Feedback and advice. Why, then, did MacAskill make these assertions? In the first few pages of the book’s introduction, MacAskill writes that it took more than a decade’s worth of full-time work to complete the manuscript, two years of which were dedicated to fact-checking its claims. And in the acknowledgments section, he lists 30 scientists and an entire research group as having been consulted on “climate change” or “climate science.”
I wrote to all the scientists MacAskill thanked for providing “feedback and advice,” and the responses were surprising. None of the 20 scientists who responded to my email said they had advised MacAskill on the controversial climate claims above, and indeed most added, without my prompting, that they very strongly disagree with those claims.
Many of the scientists said they had no recollection of speaking or corresponding with MacAskill or any of the research assistants and contributors named in his book. The most disturbing responses came from five scientists who told me that they were almost certainly never consulted.
“There is a mistake. I do not know MacAskill,” replied one of the scientists.
“This comes as something of a surprise to me, because I didn’t consult with him about this issue, nor in fact had I heard of it before,” wrote another.
“I was contacted by MacAskill’s team to review their section on climate change, though unfortunately I did not have time to do so. Therefore, I did not participate in the book or in checking any of the content,” a third scientist told me.
[Editor’s note: The Bulletin contacted MacAskill to ask about the acknowledgements. In an email, he replied that acknowledging one scientist who declined to participate was “an administrative error” that will be corrected in the book’s paperback edition. MacAskill said the other climate experts he listed were contacted by a member of his research team and “did provide feedback to my team on specific questions related to climate change. Regrettably, the researcher who reached out to these experts did not mention that the questions they were asking were for What We Owe The Future, which explains why they were surprised to be acknowledged in the book.” MacAskill also said he “would never claim that experts who gave feedback on specific parts of the book agree with every argument made.”]

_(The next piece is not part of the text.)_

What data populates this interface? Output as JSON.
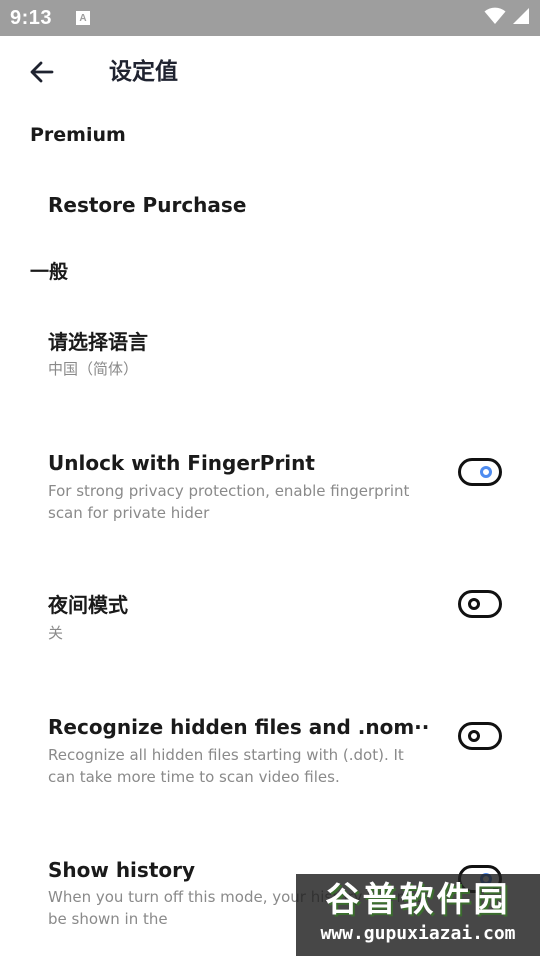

It is troubling that MacAskill did not ask all of his climate consultants to vet his bold claims about the survivability of extreme warming and the importance of increasing the human population. Longtermism has become immensely influential over the past five years—although this may change following the collapse of the cryptocurrency exchange platform FTX, which was run by an ardent longtermist, Sam Bankman-Fried, who may have committed fraud—and could affect the policies of national and international governing bodies. Yet some longtermist claims about climate change lack scientific rigor.
Humanity faces unprecedented challenges this century. To navigate these, we will need guiding worldviews that are built on robust philosophical foundations and solid scientific conclusions. Longtermism, as defended by MacAskill in his book, lacks both. We desperately need more long-term thinking, but we can—and must—do better than longtermism.